Starring: Gary Oldman, Amanda Seyfried, Lily Collins, Charles Dance, Tuppence Middleton, Arliss Howard, Tom Burke

Director David Fincher’s latest is a departure from his usual serial killer fare (Mindhunter, Zodiac, The Girl with the Dragon Tattoo, Seven). The acclaimed director instead takes aim at the true story of screenwriter Herman J. Mankiewicz, who battled with director Orson Welles over screenplay credit for Citizen Kane in 1941. Gary Oldman handles the title role and is an immediate Best Actor Oscar contender. The Academy loves movies about Hollywood history and it loves Oldman just as much.
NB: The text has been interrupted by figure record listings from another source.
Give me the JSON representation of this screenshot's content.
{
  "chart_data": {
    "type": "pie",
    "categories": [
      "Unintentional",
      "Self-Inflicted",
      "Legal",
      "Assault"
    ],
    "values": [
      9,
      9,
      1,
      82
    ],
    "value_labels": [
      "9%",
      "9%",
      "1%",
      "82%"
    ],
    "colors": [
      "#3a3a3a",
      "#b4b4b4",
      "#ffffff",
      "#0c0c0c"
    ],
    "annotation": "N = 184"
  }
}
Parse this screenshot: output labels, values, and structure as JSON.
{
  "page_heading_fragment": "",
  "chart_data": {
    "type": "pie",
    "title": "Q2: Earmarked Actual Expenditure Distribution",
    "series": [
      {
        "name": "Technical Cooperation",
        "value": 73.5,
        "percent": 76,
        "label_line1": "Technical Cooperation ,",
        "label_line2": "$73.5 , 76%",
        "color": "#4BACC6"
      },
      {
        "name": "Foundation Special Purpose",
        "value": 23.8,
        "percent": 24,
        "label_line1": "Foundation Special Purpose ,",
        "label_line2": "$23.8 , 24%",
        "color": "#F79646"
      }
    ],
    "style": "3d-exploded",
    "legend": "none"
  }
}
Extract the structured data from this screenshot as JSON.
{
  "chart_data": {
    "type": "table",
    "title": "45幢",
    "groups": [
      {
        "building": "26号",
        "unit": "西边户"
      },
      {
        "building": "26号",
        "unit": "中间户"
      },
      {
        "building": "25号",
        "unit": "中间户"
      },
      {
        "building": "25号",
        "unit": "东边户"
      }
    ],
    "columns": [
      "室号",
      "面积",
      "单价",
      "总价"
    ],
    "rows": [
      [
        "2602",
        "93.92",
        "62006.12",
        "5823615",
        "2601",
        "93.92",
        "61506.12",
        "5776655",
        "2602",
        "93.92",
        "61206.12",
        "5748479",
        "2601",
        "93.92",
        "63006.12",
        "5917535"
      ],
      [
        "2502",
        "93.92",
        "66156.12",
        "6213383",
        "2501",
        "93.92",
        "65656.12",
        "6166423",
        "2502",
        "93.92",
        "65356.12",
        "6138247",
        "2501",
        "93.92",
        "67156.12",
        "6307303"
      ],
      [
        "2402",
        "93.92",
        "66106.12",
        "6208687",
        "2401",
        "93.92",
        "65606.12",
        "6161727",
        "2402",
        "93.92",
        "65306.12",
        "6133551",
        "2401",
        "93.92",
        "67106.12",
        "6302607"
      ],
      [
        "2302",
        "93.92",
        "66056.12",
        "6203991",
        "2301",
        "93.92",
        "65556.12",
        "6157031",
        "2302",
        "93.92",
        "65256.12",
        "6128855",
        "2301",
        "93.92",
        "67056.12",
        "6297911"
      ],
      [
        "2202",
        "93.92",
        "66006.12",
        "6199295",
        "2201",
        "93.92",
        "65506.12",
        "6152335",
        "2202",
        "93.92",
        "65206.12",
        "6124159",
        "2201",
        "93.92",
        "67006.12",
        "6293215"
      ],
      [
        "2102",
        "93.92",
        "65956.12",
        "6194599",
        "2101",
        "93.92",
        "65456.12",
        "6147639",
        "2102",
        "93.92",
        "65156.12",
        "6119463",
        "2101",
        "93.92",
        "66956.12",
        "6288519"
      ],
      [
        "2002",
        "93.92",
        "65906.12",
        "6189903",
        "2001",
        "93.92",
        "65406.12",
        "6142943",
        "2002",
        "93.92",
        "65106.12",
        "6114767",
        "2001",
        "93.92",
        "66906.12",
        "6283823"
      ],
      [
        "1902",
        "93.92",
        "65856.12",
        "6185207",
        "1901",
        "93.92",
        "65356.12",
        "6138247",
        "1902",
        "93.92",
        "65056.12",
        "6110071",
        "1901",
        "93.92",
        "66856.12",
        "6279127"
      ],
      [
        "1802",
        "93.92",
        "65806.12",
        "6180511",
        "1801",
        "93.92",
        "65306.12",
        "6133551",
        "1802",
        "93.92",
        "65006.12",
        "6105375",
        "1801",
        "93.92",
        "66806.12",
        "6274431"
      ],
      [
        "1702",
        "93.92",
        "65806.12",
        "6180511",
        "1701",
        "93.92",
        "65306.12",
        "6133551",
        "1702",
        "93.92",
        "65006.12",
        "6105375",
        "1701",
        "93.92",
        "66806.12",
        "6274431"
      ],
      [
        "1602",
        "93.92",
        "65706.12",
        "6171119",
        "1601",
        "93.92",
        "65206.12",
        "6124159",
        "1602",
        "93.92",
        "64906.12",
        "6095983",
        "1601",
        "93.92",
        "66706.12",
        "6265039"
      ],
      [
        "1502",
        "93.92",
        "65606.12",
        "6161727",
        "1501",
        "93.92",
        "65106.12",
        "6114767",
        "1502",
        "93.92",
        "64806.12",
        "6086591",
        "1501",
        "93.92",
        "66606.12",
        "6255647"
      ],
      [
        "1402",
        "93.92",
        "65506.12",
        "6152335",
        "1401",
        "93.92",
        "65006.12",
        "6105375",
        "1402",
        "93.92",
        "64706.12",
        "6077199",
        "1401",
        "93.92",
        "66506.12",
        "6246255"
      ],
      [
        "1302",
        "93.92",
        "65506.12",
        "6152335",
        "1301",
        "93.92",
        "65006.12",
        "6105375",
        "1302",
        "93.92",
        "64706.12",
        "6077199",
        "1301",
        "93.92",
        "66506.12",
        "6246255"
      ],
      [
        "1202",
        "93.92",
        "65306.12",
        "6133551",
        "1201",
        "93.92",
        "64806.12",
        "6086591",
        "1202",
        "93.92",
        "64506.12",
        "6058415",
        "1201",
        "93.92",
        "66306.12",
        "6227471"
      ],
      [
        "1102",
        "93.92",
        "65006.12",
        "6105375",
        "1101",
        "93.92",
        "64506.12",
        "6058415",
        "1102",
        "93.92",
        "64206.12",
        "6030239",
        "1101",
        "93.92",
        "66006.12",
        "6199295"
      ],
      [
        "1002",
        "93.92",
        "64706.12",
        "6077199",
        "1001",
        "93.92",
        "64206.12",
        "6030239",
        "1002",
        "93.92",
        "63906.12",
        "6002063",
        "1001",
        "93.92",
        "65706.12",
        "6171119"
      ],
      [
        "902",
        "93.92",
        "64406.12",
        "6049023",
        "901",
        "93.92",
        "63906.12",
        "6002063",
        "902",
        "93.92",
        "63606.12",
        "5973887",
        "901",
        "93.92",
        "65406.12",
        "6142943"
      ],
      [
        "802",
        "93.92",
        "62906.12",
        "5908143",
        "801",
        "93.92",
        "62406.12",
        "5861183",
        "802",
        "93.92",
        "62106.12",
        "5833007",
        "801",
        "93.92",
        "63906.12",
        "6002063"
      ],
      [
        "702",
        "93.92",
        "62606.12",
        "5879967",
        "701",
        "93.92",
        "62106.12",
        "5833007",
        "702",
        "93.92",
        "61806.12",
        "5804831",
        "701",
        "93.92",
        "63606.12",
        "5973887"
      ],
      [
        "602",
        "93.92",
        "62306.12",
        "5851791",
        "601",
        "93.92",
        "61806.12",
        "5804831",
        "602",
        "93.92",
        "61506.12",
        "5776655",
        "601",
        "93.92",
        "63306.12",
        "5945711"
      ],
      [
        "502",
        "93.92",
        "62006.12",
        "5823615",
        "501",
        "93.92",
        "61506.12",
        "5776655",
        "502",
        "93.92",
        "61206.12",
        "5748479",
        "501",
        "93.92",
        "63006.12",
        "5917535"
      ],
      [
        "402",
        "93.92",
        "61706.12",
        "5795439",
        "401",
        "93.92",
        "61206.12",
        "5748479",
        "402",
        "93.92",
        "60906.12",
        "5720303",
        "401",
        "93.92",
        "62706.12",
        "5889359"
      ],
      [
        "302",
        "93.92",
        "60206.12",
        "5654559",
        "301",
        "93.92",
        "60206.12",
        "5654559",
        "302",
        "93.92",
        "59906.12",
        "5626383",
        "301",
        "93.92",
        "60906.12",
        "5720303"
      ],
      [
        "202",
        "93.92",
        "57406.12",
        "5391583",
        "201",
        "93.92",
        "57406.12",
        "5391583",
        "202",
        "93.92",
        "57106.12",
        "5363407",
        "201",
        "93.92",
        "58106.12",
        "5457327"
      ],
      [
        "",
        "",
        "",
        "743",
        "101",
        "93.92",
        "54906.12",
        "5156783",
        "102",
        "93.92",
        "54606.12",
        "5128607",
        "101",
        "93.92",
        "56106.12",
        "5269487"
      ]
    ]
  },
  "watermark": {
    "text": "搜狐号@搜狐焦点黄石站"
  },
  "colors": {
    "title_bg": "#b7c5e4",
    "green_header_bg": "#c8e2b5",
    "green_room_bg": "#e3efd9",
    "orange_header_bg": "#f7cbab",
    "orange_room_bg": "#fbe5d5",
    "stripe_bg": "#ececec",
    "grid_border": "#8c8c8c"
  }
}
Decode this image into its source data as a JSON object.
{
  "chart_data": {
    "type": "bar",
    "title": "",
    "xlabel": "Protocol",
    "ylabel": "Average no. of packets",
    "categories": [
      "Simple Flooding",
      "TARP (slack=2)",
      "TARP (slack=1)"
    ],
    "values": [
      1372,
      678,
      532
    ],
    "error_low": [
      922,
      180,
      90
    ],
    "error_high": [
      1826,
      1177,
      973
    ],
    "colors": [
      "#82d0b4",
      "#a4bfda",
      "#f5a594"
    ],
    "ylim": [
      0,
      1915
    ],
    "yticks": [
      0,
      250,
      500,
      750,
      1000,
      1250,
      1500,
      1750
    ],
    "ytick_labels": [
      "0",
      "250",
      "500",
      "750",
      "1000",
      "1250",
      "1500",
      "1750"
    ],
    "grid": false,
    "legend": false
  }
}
Oscar voters love Fincher, too. He has two Best Director nominations under his belt and his movies have collected 30 nods overall. The Academy could also be moved by the fact Fincher’s late father, Jack, wrote the screenplay. This one has a lot going for it. Although, it is in black and white, which may turn off some voters, and it’s a Netflix movie, which may turn off more…

‘One Night in Miami’

 'One Night in Miami' - These Are The (Early) 2021 Best Picture Oscar Frontrunners - Zimbio


Director: Regina King

Written by Kemp Powers, based on his own play, One Night in Miami

Starring: Kingsley Ben-Adir, Eli Goree, Aldis Hodge, Leslie Odom Jr., Lance Reddick, Nicolette Robinson, Michael Imperioli, Beau Bridges

One Night in Miami is the movie that answers the question: What would happen if you put Muhammad Ali, Malcolm X, Jim Brown, and Sam Cooke in the same room together? It may sound like a fantasy but the film is based on a true story that playwright Kemp Powers turned into a hit play. And now Oscar-winner Regina King is making her feature directorial debut with it. Might Oscar be next?

One Night in Miami is a fictional account of a true story. It takes place immediately after 22-year-old Cassius Clay (not yet Muhammed Ali) defeats Sonny Liston to become the Heavyweight Champion of the World in 1964. High on the victory, Clay celebrates with his famous friends in a hotel room and the group stick and move with each another all night.

King became the first African-American female director to debut a film at Venice this year and One Night in Miami was the runner-up to Nomadland for the People’s Choice trophy at TIFF. Critics love it, far and wide.